The Slovak team’s research subsequently led to original findings on the role of CA9 in the adaptation of tumor cells to hypoxia through changes in metabolism and the ability to form metastases. In collaboration with clinical oncologists, they showed that CA9 is found on tumors from different tissue types. The discovery of CA9 is an important contribution to research into the mechanisms of cancer initiation and progression. Silvia Pastoreková and her team have developed unique antibodies that can recognize this protein in tumor tissue. They are used to diagnose cancer and detect more advanced tumors. They are now in development as therapeutics.
Miroslav Almáši, Laureate of the category Outstanding Scientist in Slovakia Under the Age of 35
Miroslav Almáši works at the Faculty of Natural Sciences of the University of Pavol Jozef Šafárik in Košice, Slovakia. He is dedicated to the preparation of new porous materials. One of the possible applications of their research is the absorption of heavy metals. Similarly, they can also pick up other molecules from water, such as antibiotics and other pharmaceuticals, which cannot be easily removed from water and can have negative consequences for health.
Another important use of porous materials is to absorb carbon dioxide from the atmosphere and store it. The research by Miroslav Almáši and his team could be used to filter air. Porous materials could capture CO2 molecules, which could then be converted into, for example, methanol for further industry use. Another area of research looks at hydrogen storage as a green fuel alternative for motor vehicles. It is also investigating the so-called ‘drug delivery’ systems, i.e. the administration of long-release drugs, such as vitamin C with a 24-hour release. The surface of porous materials can be modified so that the drug is released upon exposure to UV light, a certain temperature, pH or other stimulus in the treatment of anti-inflammatory diseases, cancer or covid-19.
Ľubomír Tomáška, Laureate of the category Outstanding Academic in Slovakia
Professor Ľubomír Tomáška runs, together with Professor Jozef Nosek, the laboratory of the Departments of Genetics and Biochemistry at the Faculty of Science of Charles University in Bratislava, Slovakia, where he and a team of researchers and students are engaged in identifying the mechanisms that ensure communication by individual parts of our cells.
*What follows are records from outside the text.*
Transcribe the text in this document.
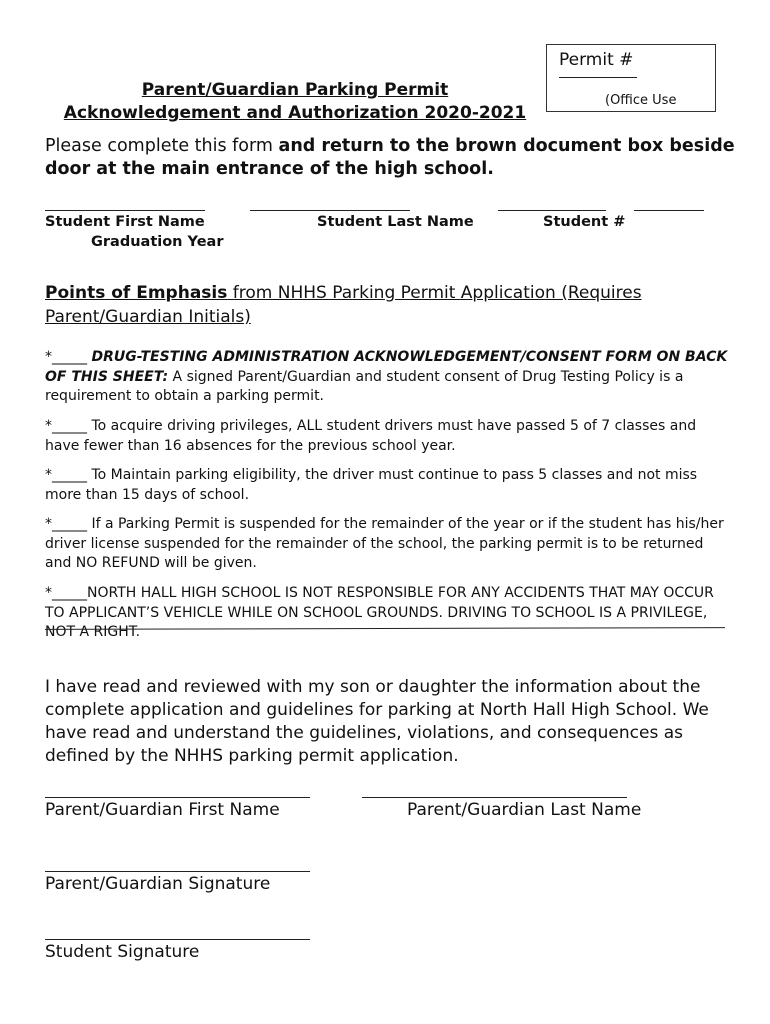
Permit #
(Office Use
Parent/Guardian Parking Permit
Acknowledgement and Authorization 2020-2021
Please complete this form and return to the brown document box beside door at the main entrance of the high school.
Student First Name	Student Last Name	Student #
Graduation Year
Points of Emphasis from NHHS Parking Permit Application (Requires Parent/Guardian Initials)
*_____ DRUG-TESTING ADMINISTRATION ACKNOWLEDGEMENT/CONSENT FORM ON BACK OF THIS SHEET: A signed Parent/Guardian and student consent of Drug Testing Policy is a requirement to obtain a parking permit.
*_____ To acquire driving privileges, ALL student drivers must have passed 5 of 7 classes and have fewer than 16 absences for the previous school year.
*_____ To Maintain parking eligibility, the driver must continue to pass 5 classes and not miss more than 15 days of school.
*_____ If a Parking Permit is suspended for the remainder of the year or if the student has his/her driver license suspended for the remainder of the school, the parking permit is to be returned and NO REFUND will be given.
*_____NORTH HALL HIGH SCHOOL IS NOT RESPONSIBLE FOR ANY ACCIDENTS THAT MAY OCCUR TO APPLICANT’S VEHICLE WHILE ON SCHOOL GROUNDS. DRIVING TO SCHOOL IS A PRIVILEGE, NOT A RIGHT.
I have read and reviewed with my son or daughter the information about the complete application and guidelines for parking at North Hall High School. We have read and understand the guidelines, violations, and consequences as defined by the NHHS parking permit application.
Parent/Guardian First Name	Parent/Guardian Last Name
Parent/Guardian Signature
Student Signature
Their main goal is to find out how the DNA molecules in chromosomes, specifically their terminal stretches (called telomeres), are protected from damage that would be fatal to the cell. They also study how mitochondria, the energy centers of cells, communicate with other parts of the cell.
A good teacher, according to Professor Tomáška, should be a competent professional and didactic, should be a personality with moral integrity, should possess an infectious optimism and joy for learning, empathy and warmth in their relationship with both students and colleagues. In his view, the quality of education is primarily based on the quality of teachers. Among the rewards of his teaching work, Professor Tomáška counts the pleasure of good and provocative questions from students in lectures and seminars, when they initiate an interesting polemic or when they have interesting non-conformist ideas on how to solve an experimental problem. A teacher’s ultimate success is the success of their students with whom they have had the opportunity to work.